The vibe at the St. Julien is more see-and-be-seen than you might expect in Boulder. It's in a corner of downtown but still within walking distance of all of the notable restaurants and shops. The building has a sleek stone and glass exterior, and the lobby is bright and modern-looking. The hotel's trendy bar, T-Zero, looked small at first glance but we learned during a late-night drink that a big crowd can be packed inside.

Our room had a modern, masculine feel -- lots of earth tones, stained wood furniture and black-and-white photographs. The slate-tiled bath was spacious, with a large glass-enclosed shower next to the bathtub.

My only complaint was a shortage of closet space and bathrobes that were cut for petite women. The hotel also uses plush chipmunks or gophers as do-not-disturb signs. I'm sure the hotel is trying to push a wildlife theme, but in the early-morning hours it looks as if a pack of rodents has hanged itself on the doors.

After a quick bite at the hotel's Jill's Restaurant, where the food was only so-so, we headed off to a lecture by documentarian Jim Butterworth. His "Seoul Train," about North Koreans who are caught after fleeing to China, won the best documentary prize at the 2005 festival. As a journalist, I thought the topic was right up my alley, but I was still wishing we were on the slopes. Sean, of course, loved it.

A film festival vacation might seem an odd idea to some, but it makes for an enjoyable weekend. There are always lots of movies to choose from, including many more documentaries than I'd expected. (I've learned that festivals are the primary way documentary films get noticed.)

I'd been to the Sundance Festival in Park City, Utah, a few times, but frankly, there's too much Botox and fur for my taste. And the festival overruns the town to such an extent that visitors get more a sense of Hollywood than of Park City. Smaller festivals, which dozens of cities now host throughout the year, make for a better getaway. They can offer an appealing mix of the serious and quirky that caters to local film buffs more than to entertainment-industry types. Stars sometimes show up to support their indie projects, though I didn't see any.

Boulder also is a near-perfect place for Californians who want a taste of a small mountain town atmosphere but need some of the amenities of urban life. It's about an hour's drive from Denver and central to a list of nice ski resorts. Eldora Mountain Resort, a small but uncrowded ski area, is about 30 minutes from town, and Keystone, Vail and Breckenridge are close enough for a day trip.

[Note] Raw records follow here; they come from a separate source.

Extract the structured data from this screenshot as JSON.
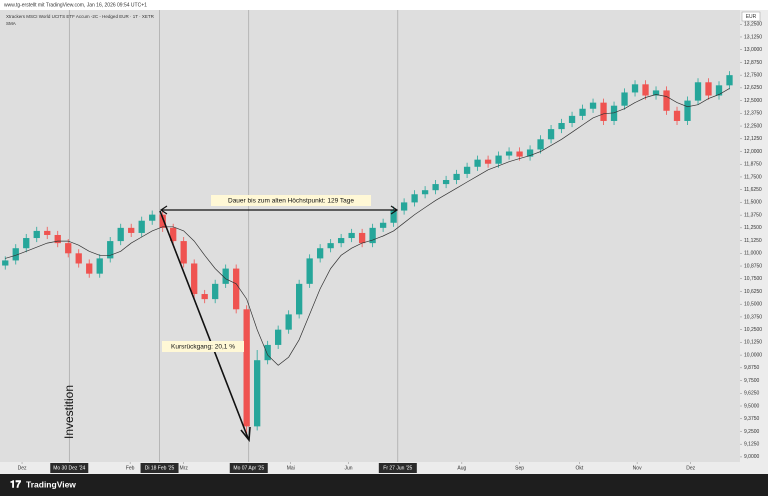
{
  "header": {
    "watermark": "www.tg-erstellt mit TradingView.com, Jan 16, 2026 09:54 UTC+1",
    "symbol": "Xtrackers MSCI World UCITS ETF Accum -2C - Hedged EUR · 1T · XETR",
    "indicator": "SMA",
    "currency": "EUR",
    "logo": "TradingView"
  },
  "annotations": {
    "duration": "Dauer bis zum alten Höchstpunkt: 129 Tage",
    "drawdown": "Kursrückgang: 20,1 %",
    "investment": "Investition"
  },
  "chart_data": {
    "type": "candlestick",
    "up_color": "#26a69a",
    "down_color": "#ef5350",
    "sma_color": "#333333",
    "categories": [
      null,
      null,
      null,
      null,
      null,
      null,
      null,
      null,
      null,
      null,
      null,
      null,
      null,
      null,
      null,
      null,
      null,
      null,
      null,
      null,
      null,
      null,
      null,
      null,
      null,
      null,
      null,
      null,
      null,
      null,
      null,
      null,
      null,
      null,
      null,
      null,
      null,
      null,
      null,
      null,
      null,
      null,
      null,
      null,
      null,
      null,
      null,
      null,
      null,
      null,
      null,
      null,
      null,
      null,
      null,
      null,
      null,
      null,
      null,
      null,
      null,
      null,
      null,
      null,
      null,
      null,
      null,
      null,
      null,
      null
    ],
    "open": [
      10.88,
      10.93,
      11.05,
      11.15,
      11.22,
      11.18,
      11.1,
      11.0,
      10.9,
      10.8,
      10.95,
      11.12,
      11.25,
      11.2,
      11.32,
      11.38,
      11.25,
      11.12,
      10.9,
      10.6,
      10.55,
      10.7,
      10.85,
      10.45,
      9.3,
      9.95,
      10.1,
      10.25,
      10.4,
      10.7,
      10.95,
      11.05,
      11.1,
      11.15,
      11.2,
      11.1,
      11.25,
      11.3,
      11.42,
      11.5,
      11.58,
      11.62,
      11.68,
      11.72,
      11.78,
      11.85,
      11.92,
      11.88,
      11.96,
      12.0,
      11.95,
      12.02,
      12.12,
      12.22,
      12.28,
      12.35,
      12.42,
      12.48,
      12.3,
      12.45,
      12.58,
      12.66,
      12.55,
      12.6,
      12.4,
      12.3,
      12.5,
      12.68,
      12.55,
      12.65
    ],
    "high": [
      10.97,
      11.09,
      11.19,
      11.26,
      11.26,
      11.22,
      11.14,
      11.04,
      10.94,
      10.99,
      11.16,
      11.29,
      11.29,
      11.36,
      11.42,
      11.42,
      11.29,
      11.16,
      10.94,
      10.64,
      10.74,
      10.89,
      10.89,
      10.49,
      10.05,
      10.14,
      10.29,
      10.44,
      10.74,
      10.99,
      11.09,
      11.14,
      11.19,
      11.24,
      11.24,
      11.29,
      11.34,
      11.46,
      11.54,
      11.62,
      11.66,
      11.72,
      11.76,
      11.82,
      11.89,
      11.96,
      11.96,
      12.0,
      12.04,
      12.04,
      12.06,
      12.16,
      12.26,
      12.32,
      12.39,
      12.46,
      12.52,
      12.52,
      12.49,
      12.62,
      12.7,
      12.7,
      12.64,
      12.64,
      12.44,
      12.54,
      12.72,
      12.72,
      12.69,
      12.79
    ],
    "low": [
      10.84,
      10.89,
      11.01,
      11.11,
      11.14,
      11.06,
      10.96,
      10.86,
      10.76,
      10.76,
      10.91,
      11.08,
      11.16,
      11.16,
      11.28,
      11.21,
      11.08,
      10.86,
      10.56,
      10.51,
      10.51,
      10.66,
      10.41,
      9.22,
      9.26,
      9.91,
      10.06,
      10.21,
      10.36,
      10.66,
      10.91,
      11.01,
      11.06,
      11.11,
      11.06,
      11.06,
      11.21,
      11.26,
      11.38,
      11.46,
      11.54,
      11.58,
      11.64,
      11.68,
      11.74,
      11.81,
      11.84,
      11.84,
      11.92,
      11.91,
      11.91,
      11.98,
      12.08,
      12.18,
      12.24,
      12.31,
      12.38,
      12.26,
      12.26,
      12.41,
      12.54,
      12.51,
      12.51,
      12.36,
      12.26,
      12.26,
      12.46,
      12.51,
      12.51,
      12.61
    ],
    "close": [
      10.93,
      11.05,
      11.15,
      11.22,
      11.18,
      11.1,
      11.0,
      10.9,
      10.8,
      10.95,
      11.12,
      11.25,
      11.2,
      11.32,
      11.38,
      11.25,
      11.12,
      10.9,
      10.6,
      10.55,
      10.7,
      10.85,
      10.45,
      9.3,
      9.95,
      10.1,
      10.25,
      10.4,
      10.7,
      10.95,
      11.05,
      11.1,
      11.15,
      11.2,
      11.1,
      11.25,
      11.3,
      11.42,
      11.5,
      11.58,
      11.62,
      11.68,
      11.72,
      11.78,
      11.85,
      11.92,
      11.88,
      11.96,
      12.0,
      11.95,
      12.02,
      12.12,
      12.22,
      12.28,
      12.35,
      12.42,
      12.48,
      12.3,
      12.45,
      12.58,
      12.66,
      12.55,
      12.6,
      12.4,
      12.3,
      12.5,
      12.68,
      12.55,
      12.65,
      12.75
    ],
    "sma": [
      10.95,
      10.98,
      11.02,
      11.06,
      11.1,
      11.12,
      11.12,
      11.08,
      11.02,
      10.98,
      10.98,
      11.02,
      11.1,
      11.16,
      11.22,
      11.26,
      11.26,
      11.22,
      11.12,
      10.98,
      10.85,
      10.75,
      10.7,
      10.55,
      10.25,
      10.0,
      9.9,
      9.98,
      10.15,
      10.4,
      10.65,
      10.85,
      10.98,
      11.05,
      11.1,
      11.13,
      11.17,
      11.22,
      11.3,
      11.38,
      11.45,
      11.52,
      11.58,
      11.64,
      11.7,
      11.76,
      11.82,
      11.86,
      11.9,
      11.93,
      11.96,
      12.0,
      12.06,
      12.12,
      12.19,
      12.26,
      12.33,
      12.37,
      12.38,
      12.42,
      12.48,
      12.53,
      12.56,
      12.54,
      12.48,
      12.44,
      12.46,
      12.52,
      12.56,
      12.62
    ],
    "xlim": [
      -0.5,
      70
    ],
    "xticks": [
      {
        "value": 1.6,
        "label": "Dez"
      },
      {
        "value": 6.1,
        "label": "Mo 30 Dez '24"
      },
      {
        "value": 11.9,
        "label": "Feb"
      },
      {
        "value": 14.7,
        "label": "Di 18 Feb '25"
      },
      {
        "value": 17.0,
        "label": "Mrz"
      },
      {
        "value": 23.2,
        "label": "Mo 07 Apr '25"
      },
      {
        "value": 27.2,
        "label": "Mai"
      },
      {
        "value": 32.7,
        "label": "Jun"
      },
      {
        "value": 37.4,
        "label": "Fr 27 Jun '25"
      },
      {
        "value": 43.5,
        "label": "Aug"
      },
      {
        "value": 49.0,
        "label": "Sep"
      },
      {
        "value": 54.7,
        "label": "Okt"
      },
      {
        "value": 60.2,
        "label": "Nov"
      },
      {
        "value": 65.3,
        "label": "Dez"
      }
    ],
    "crosshair_ticks": [
      1,
      3,
      5,
      8
    ],
    "ylim": [
      8.95,
      13.39
    ],
    "yticks": [
      {
        "value": 13.25,
        "label": "13,2500"
      },
      {
        "value": 13.125,
        "label": "13,1250"
      },
      {
        "value": 13.0,
        "label": "13,0000"
      },
      {
        "value": 12.875,
        "label": "12,8750"
      },
      {
        "value": 12.75,
        "label": "12,7500"
      },
      {
        "value": 12.625,
        "label": "12,6250"
      },
      {
        "value": 12.5,
        "label": "12,5000"
      },
      {
        "value": 12.375,
        "label": "12,3750"
      },
      {
        "value": 12.25,
        "label": "12,2500"
      },
      {
        "value": 12.125,
        "label": "12,1250"
      },
      {
        "value": 12.0,
        "label": "12,0000"
      },
      {
        "value": 11.875,
        "label": "11,8750"
      },
      {
        "value": 11.75,
        "label": "11,7500"
      },
      {
        "value": 11.625,
        "label": "11,6250"
      },
      {
        "value": 11.5,
        "label": "11,5000"
      },
      {
        "value": 11.375,
        "label": "11,3750"
      },
      {
        "value": 11.25,
        "label": "11,2500"
      },
      {
        "value": 11.125,
        "label": "11,1250"
      },
      {
        "value": 11.0,
        "label": "11,0000"
      },
      {
        "value": 10.875,
        "label": "10,8750"
      },
      {
        "value": 10.75,
        "label": "10,7500"
      },
      {
        "value": 10.625,
        "label": "10,6250"
      },
      {
        "value": 10.5,
        "label": "10,5000"
      },
      {
        "value": 10.375,
        "label": "10,3750"
      },
      {
        "value": 10.25,
        "label": "10,2500"
      },
      {
        "value": 10.125,
        "label": "10,1250"
      },
      {
        "value": 10.0,
        "label": "10,0000"
      },
      {
        "value": 9.875,
        "label": "9,8750"
      },
      {
        "value": 9.75,
        "label": "9,7500"
      },
      {
        "value": 9.625,
        "label": "9,6250"
      },
      {
        "value": 9.5,
        "label": "9,5000"
      },
      {
        "value": 9.375,
        "label": "9,3750"
      },
      {
        "value": 9.25,
        "label": "9,2500"
      },
      {
        "value": 9.125,
        "label": "9,1250"
      },
      {
        "value": 9.0,
        "label": "9,0000"
      }
    ]
  }
}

Home to the University of Colorado at Boulder, it is, like many college towns, eminently walkable. Downtown is centered around Pearl Street, a pedestrian mall that is probably more appealing when the temperature is above freezing. Still, I dragged Sean through the eclectic strip: Urban Outfitters, funky antique markets, used book stores and an upscale wine shop. There was even a small skating rink in the center of town, which was packed with families with kids who were enjoying the outdoors more than I was.

*

Selection of restaurants

WHEN we arrived on Friday night, the concierge at the St. Julien suggested a nearby restaurant, but I didn't like the look of it when we went inside -- it was too crowded and felt dated -- and the wait was more than an hour. So we went to the Boulder Chop House & Tavern a few doors up.